Tutto questo può essere relazionato con precedenti inchieste secondo le quali Šarić avrebbe avuto sue "talpe" presso il ministero degli Interni, grazie alle quali era riuscito più volte ad evitare l’arresto. L’ex capo di gabinetto di Dačić, Branko Lazarević, è sospettato di aver informato Šarić che lo stavano intercettando, e la polizia di recente lo ha interrogato al riguardo.
Secondo quanto riportato dalla stampa serba, è stato proprio Dačić a presentare a Lazarević il collaboratore di Šarić, Rodoljub Radulović detto “Miša banana”. In seguito i media hanno iniziato a scrivere del legame di Radulović con la criminalità, come anche dei suoi incontri con Dačić. Dačić non nega la conoscenza ma afferma che non sapeva di cosa si occupasse Radulović.
Ad ogni modo, è chiaro che dai dati che finora sono giunti all’opinione pubblica si può concludere che il governo serbo, negli anni passati, sapeva dei movimenti di Šarić, ma che non si è mai arrivati al suo arresto perché, grazie alle informazioni tempestive che gli arrivavano da Belgrado, è sempre riuscito a sfuggire alla cattura.
Un altro uomo vicino a Dačić è stato arrestato dopo la cattura di Šarić. È il direttore dell’Ispettorato del lavoro, Dragoljub Peurača, accusato di aver ricevuto tangenti.
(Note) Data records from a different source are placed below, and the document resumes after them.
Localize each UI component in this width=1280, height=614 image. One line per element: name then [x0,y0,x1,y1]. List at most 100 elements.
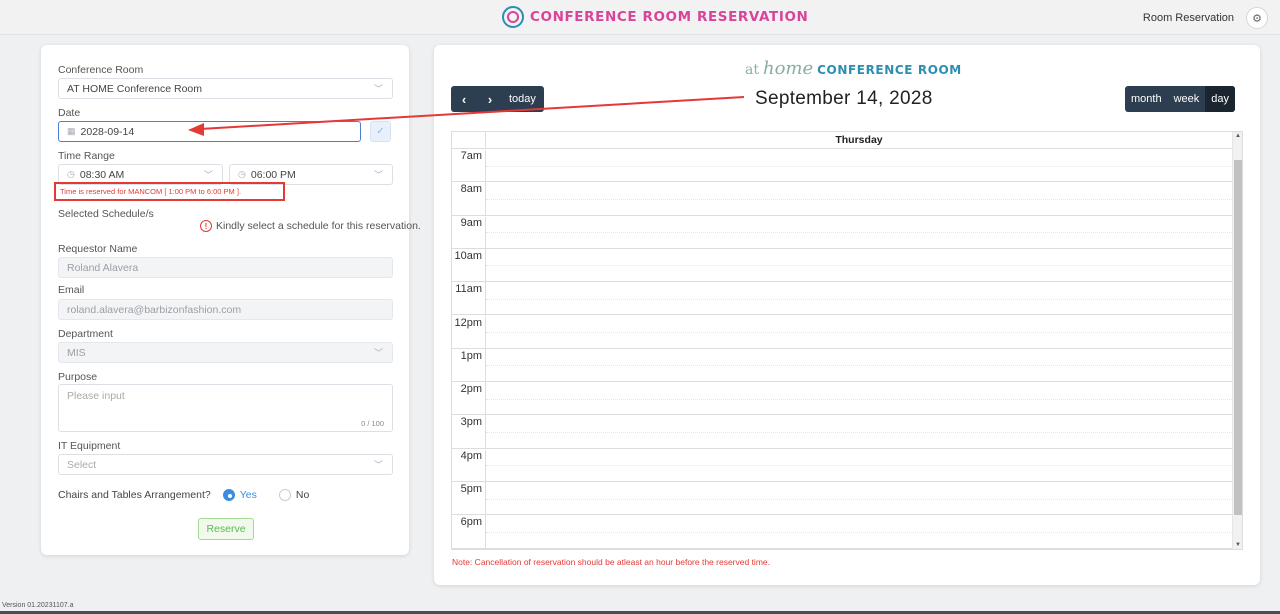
time-error-message: Time is reserved for MANCOM [ 1:00 PM to… [60,187,242,196]
time-slot-row[interactable]: 7am [452,149,1232,183]
header-actions: Room Reservation ⚙ [1143,7,1268,29]
title-at: at [745,62,759,78]
time-slot-label: 2pm [452,383,486,417]
scroll-down-icon[interactable]: ▼ [1235,542,1241,548]
time-slot-label: 5pm [452,483,486,516]
chairs-yes-label: Yes [239,489,257,501]
conference-room-value: AT HOME Conference Room [67,82,202,95]
it-equipment-select[interactable]: Select ﹀ [58,454,393,475]
day-view-button[interactable]: day [1205,86,1236,112]
half-hour-divider [486,465,1232,467]
purpose-placeholder: Please input [67,390,125,402]
day-header-label: Thursday [835,134,883,146]
half-hour-divider [486,531,1232,533]
title-room: CONFERENCE ROOM [817,63,962,77]
chairs-arrangement-group: Chairs and Tables Arrangement? Yes No [58,489,309,501]
email-field: roland.alavera@barbizonfashion.com [58,299,393,320]
half-hour-divider [486,165,1232,167]
time-slot-label: 6pm [452,516,486,549]
time-slot-row[interactable]: 5pm [452,482,1232,516]
department-label: Department [58,328,113,340]
date-value: 2028-09-14 [80,125,135,138]
chairs-no-radio[interactable]: No [278,489,309,501]
time-slot-row[interactable]: 4pm [452,449,1232,483]
time-slot-label: 10am [452,249,486,283]
half-hour-divider [486,232,1232,234]
time-slot-label: 7am [452,150,486,183]
date-confirm-button[interactable]: ✓ [370,121,391,142]
month-view-button[interactable]: month [1125,86,1168,112]
time-slot-row[interactable]: 10am [452,249,1232,283]
half-hour-divider [486,431,1232,433]
email-label: Email [58,284,85,296]
room-reservation-link[interactable]: Room Reservation [1143,12,1234,24]
half-hour-divider [486,365,1232,367]
time-range-label: Time Range [58,150,115,162]
time-slot-label: 1pm [452,349,486,383]
half-hour-divider [486,332,1232,333]
purpose-char-counter: 0 / 100 [361,419,384,428]
time-gutter-header [452,132,486,149]
time-error-highlight: Time is reserved for MANCOM [ 1:00 PM to… [54,182,285,201]
chevron-down-icon: ﹀ [373,348,383,358]
clock-icon: ◷ [67,169,75,179]
title-home: home [762,58,814,79]
logo-icon [502,6,524,28]
alert-circle-icon: ! [200,220,212,232]
chevron-down-icon: ﹀ [373,460,383,470]
calendar-title: at home CONFERENCE ROOM [745,58,962,79]
time-slot-row[interactable]: 3pm [452,415,1232,450]
chevron-down-icon: ﹀ [373,170,383,180]
current-date-title: September 14, 2028 [755,88,933,109]
half-hour-divider [486,265,1232,267]
conference-room-select[interactable]: AT HOME Conference Room ﹀ [58,78,393,99]
day-time-grid: Thursday 7am 8am 9am 10am 11am 12pm 1pm 2pm 3pm 4… [451,131,1243,550]
reserve-button[interactable]: Reserve [198,518,254,540]
chairs-yes-radio[interactable]: Yes [222,489,257,501]
time-slot-row[interactable]: 11am [452,282,1232,317]
schedule-warning: ! Kindly select a schedule for this rese… [200,220,421,232]
purpose-label: Purpose [58,371,98,383]
scroll-up-icon[interactable]: ▲ [1235,133,1241,139]
time-slot-label: 3pm [452,416,486,450]
prev-button[interactable]: ‹ [451,86,477,112]
clock-icon: ◷ [238,169,246,179]
version-label: Version 01.20231107.a [2,602,74,609]
calendar-icon: ▦ [67,126,76,136]
gear-icon[interactable]: ⚙ [1246,7,1268,29]
schedule-warning-text: Kindly select a schedule for this reserv… [216,220,421,232]
view-switcher: month week day [1125,86,1236,112]
department-select: MIS ﹀ [58,342,393,363]
time-slot-label: 11am [452,283,486,317]
chairs-arrangement-label: Chairs and Tables Arrangement? [58,489,211,501]
time-slot-row[interactable]: 1pm [452,349,1232,383]
purpose-textarea[interactable]: Please input 0 / 100 [58,384,393,432]
time-slot-row[interactable]: 8am [452,182,1232,217]
time-slot-label: 12pm [452,316,486,350]
brand: CONFERENCE ROOM RESERVATION [502,6,808,28]
it-equipment-label: IT Equipment [58,440,121,452]
requestor-name-field: Roland Alavera [58,257,393,278]
calendar-scrollbar[interactable]: ▲ ▼ [1232,132,1242,549]
next-button[interactable]: › [477,86,503,112]
week-view-button[interactable]: week [1168,86,1206,112]
half-hour-divider [486,398,1232,400]
time-slots: 7am 8am 9am 10am 11am 12pm 1pm 2pm 3pm 4pm 5pm 6pm [452,149,1232,549]
time-slot-row[interactable]: 2pm [452,382,1232,417]
email-value: roland.alavera@barbizonfashion.com [67,303,242,316]
time-end-value: 06:00 PM [250,168,296,181]
requestor-value: Roland Alavera [67,261,139,274]
date-label: Date [58,107,81,119]
schedule-label: Selected Schedule/s [58,208,154,220]
radio-empty-icon [278,489,291,501]
half-hour-divider [486,298,1232,300]
date-picker-input[interactable]: ▦ 2028-09-14 [58,121,361,142]
time-slot-row[interactable]: 12pm [452,316,1232,350]
day-column-header: Thursday [452,132,1242,149]
scrollbar-thumb[interactable] [1234,160,1242,515]
time-slot-row[interactable]: 9am [452,216,1232,250]
radio-selected-icon [222,489,235,501]
today-button[interactable]: today [503,86,544,112]
time-slot-row[interactable]: 6pm [452,515,1232,549]
requestor-label: Requestor Name [58,243,138,255]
In precedenza, sempre all’interno dell’ufficio di Dačić, era a capo del settore per gli affari tecnici e di sicurezza. Anche questo arresto, ovviamente, è piuttosto scomodo per lo stesso Dačić, ed anche per il suo Partito socialista della Serbia (SPS) che alle elezioni ha ottenuto il 14 percento di voti ed è in attesa dell’invito per rinnovare la coalizione con l’SNS.
Nel caso in cui le speculazioni sul prestito di 100 milioni di euro che Šarić avrebbe dato a Mišković fossero vere, una sua eventuale dichiarazione potrebbe essere una delle prove chiave nel processo in corso contro Mišković. Arrivare ad un valido e difficilmente impugnabile verdetto in questo processo sarebbe un grosso punto per Vučić e l’SNS che in questo modo dimostrerebbero di essere in grado di processare in modo efficace tanto i capi dei narco-cartelli quanto i magnati immischiati in affari sporchi.